Get your ingredients ready! Set aside everything you need. Slice the chicken into 1-1 1/2″ cube, slice the green beans in 2″ slices and slice up the green onions. You can go ahead and pre-measure the other ingredients if you want and open up the cans of bamboo shoots and the Prik Khing sauce so everything’s ready to go.
Step 3 – Get to Wok!
Step two, in a large non-stick pan or wok, add your oil and garlic and sauté over medium-high heat for about 1 minutes.
Step 4 – Add Special Sauce!
Now, add the can of Prik Khing sauce to the garlic and oil mixture and sauté for about 2 minutes until the aroma of the ginger and curry is released.
Step 5 – Be Chicken!
Add the chicken to the mixture and stir fry for several minutes until chicken is 70-80% cooked. You want to really mix the chicken into the ginger sauce so it absorbs the flavor. So fold continuously for about 5-7 minutes.

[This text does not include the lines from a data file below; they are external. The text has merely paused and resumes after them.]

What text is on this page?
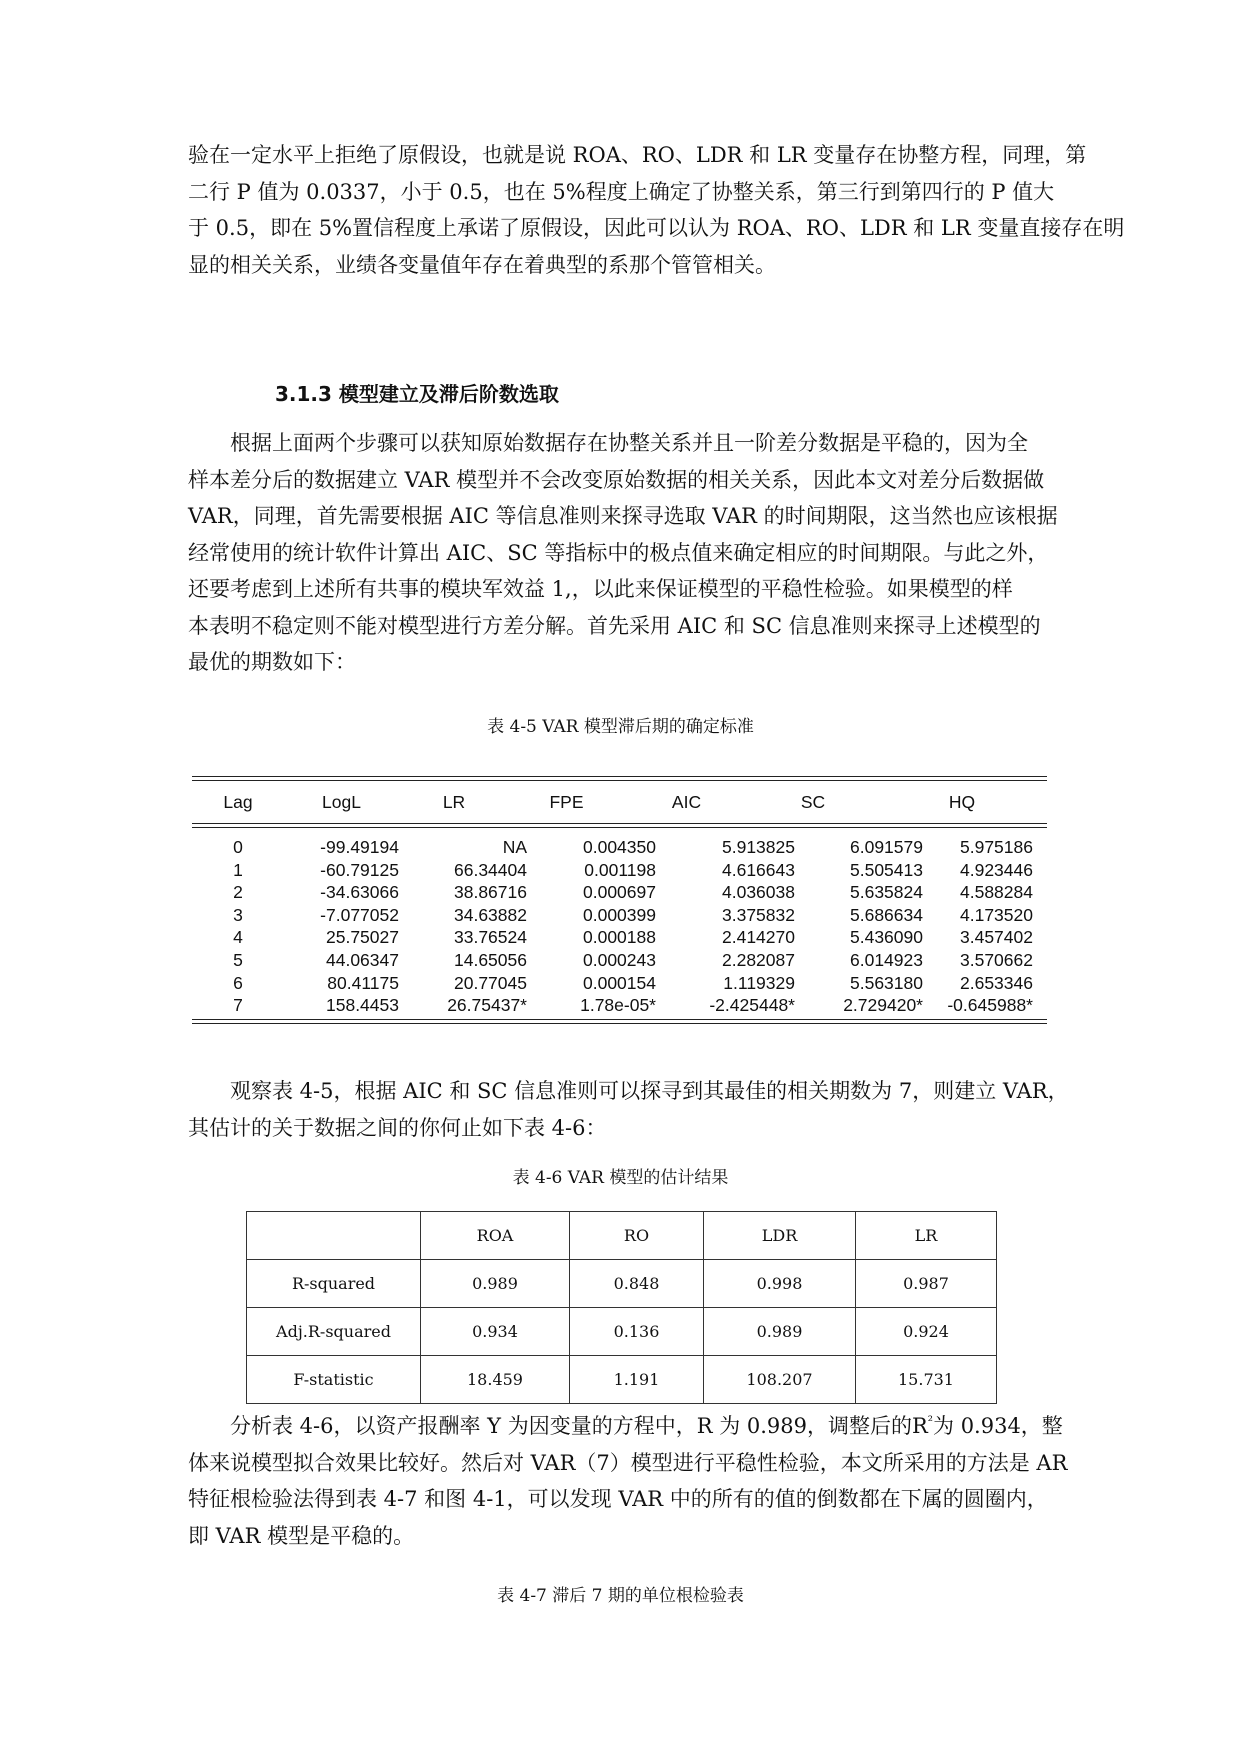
验在一定水平上拒绝了原假设，也就是说 ROA、RO、LDR 和 LR 变量存在协整方程，同理，第
二行 P 值为 0.0337，小于 0.5，也在 5%程度上确定了协整关系，第三行到第四行的 P 值大
于 0.5，即在 5%置信程度上承诺了原假设，因此可以认为 ROA、RO、LDR 和 LR 变量直接存在明
显的相关关系，业绩各变量值年存在着典型的系那个管管相关。
3.1.3 模型建立及滞后阶数选取
根据上面两个步骤可以获知原始数据存在协整关系并且一阶差分数据是平稳的，因为全
样本差分后的数据建立 VAR 模型并不会改变原始数据的相关关系，因此本文对差分后数据做
VAR，同理，首先需要根据 AIC 等信息准则来探寻选取 VAR 的时间期限，这当然也应该根据
经常使用的统计软件计算出 AIC、SC 等指标中的极点值来确定相应的时间期限。与此之外，
还要考虑到上述所有共事的模块军效益 1,，以此来保证模型的平稳性检验。如果模型的样
本表明不稳定则不能对模型进行方差分解。首先采用 AIC 和 SC 信息准则来探寻上述模型的
最优的期数如下：
表 4-5 VAR 模型滞后期的确定标准
Lag	LogL	LR	FPE	AIC	SC	HQ
0	-99.49194	NA	0.004350	5.913825	6.091579	5.975186
1	-60.79125	66.34404	0.001198	4.616643	5.505413	4.923446
2	-34.63066	38.86716	0.000697	4.036038	5.635824	4.588284
3	-7.077052	34.63882	0.000399	3.375832	5.686634	4.173520
4	25.75027	33.76524	0.000188	2.414270	5.436090	3.457402
5	44.06347	14.65056	0.000243	2.282087	6.014923	3.570662
6	80.41175	20.77045	0.000154	1.119329	5.563180	2.653346
7	158.4453	26.75437*	1.78e-05*	-2.425448*	2.729420*	-0.645988*
观察表 4-5，根据 AIC 和 SC 信息准则可以探寻到其最佳的相关期数为 7，则建立 VAR，
其估计的关于数据之间的你何止如下表 4-6：
表 4-6 VAR 模型的估计结果
	ROA	RO	LDR	LR
R-squared	0.989	0.848	0.998	0.987
Adj.R-squared	0.934	0.136	0.989	0.924
F-statistic	18.459	1.191	108.207	15.731
分析表 4-6，以资产报酬率 Y 为因变量的方程中，R 为 0.989，调整后的$R^{^2}$为 0.934，整
体来说模型拟合效果比较好。然后对 VAR（7）模型进行平稳性检验，本文所采用的方法是 AR
特征根检验法得到表 4-7 和图 4-1，可以发现 VAR 中的所有的值的倒数都在下属的圆圈内，
即 VAR 模型是平稳的。
表 4-7 滞后 7 期的单位根检验表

Step 6 – Get Veggie With It!
Once the chicken is about 70-80% cooked, go ahead and add the other ingredients (bamboo, onions and green beans). Stir fry until the string beans are cooked to your liking – some like them crisper, others like them really cooked. Just make sure the chicken is cooked all the way through. Usually about 3-5 minutes.
Step 7 – Cool It!
Reduce the heat and let it simmer for a few more minutes to let the flavor really set in. Then you’re ready to serve with the Shirataki rice.
Or, if you prefer the more “authentic” take out feel, you can always throw it in a chinese take out container! Plus, they make great storage containers!
This recipe should make 4 servings so you can eat your portion and have left overs for a few days!
(OPTIONAL – SHIRATAKI RICE!)
If you’re like me and you like your Prik Khing served over rice, but you don’t want the extra carbs, you can use the Skinny Noodles Rice, which are basically Shirataki noodles cut down to look like rice! It’s actually a brilliant concept! Shirataki noodles come in little bags in a water solution, so they do take some preparation to use. In addition, they have an odd fish-like odor that turns people off… but luckily I found a way around that if it really bothers you.
Step 1 – Who Let the Noodles Out
First, if you’re making rice for the Prik Khing, you’ll want two bags of Skinny Rice. Depending on how much “rice” you want with your meal, you may need more or less.
Step 2 – Drain the Noodle
Open the bags and pour the rice into a strainer to let the water solution drain away. Once the excessive water is drained away you are ready to move on.
OPTIONAL STEP – DO SOME POT!
If you want to get rid of the fishy smell, just take the noodles/rice from the strainer and put it into a pot of boiling water for about 10 minutes. Then, dump it back into the strainer. For whatever reason, this seems to get rid of the fishy smell.
Step 3 – The Pan
Once you stain the rice, dump it into a large frying pan on medium-high heat. Let the the heat dry out the rice as you constantly stir and turn it over. If you notice a lot of water accumulating in the pan, just dump it back into the strainer and let the excess water drain away, then dump the rice back into the pan and continue. It can take 10-12 minutes but you’ll see it visibly starting to get drier.
Step 4 – Stir until Popping
After about 10-12 minutes, the rice should look drier and it should having a slight popping sound. That’s how you know it’s ready.
The drier noodles also absorb the flavors of whatever you put on them, so I like to always dry them out, no matter which type of noodle I’m using.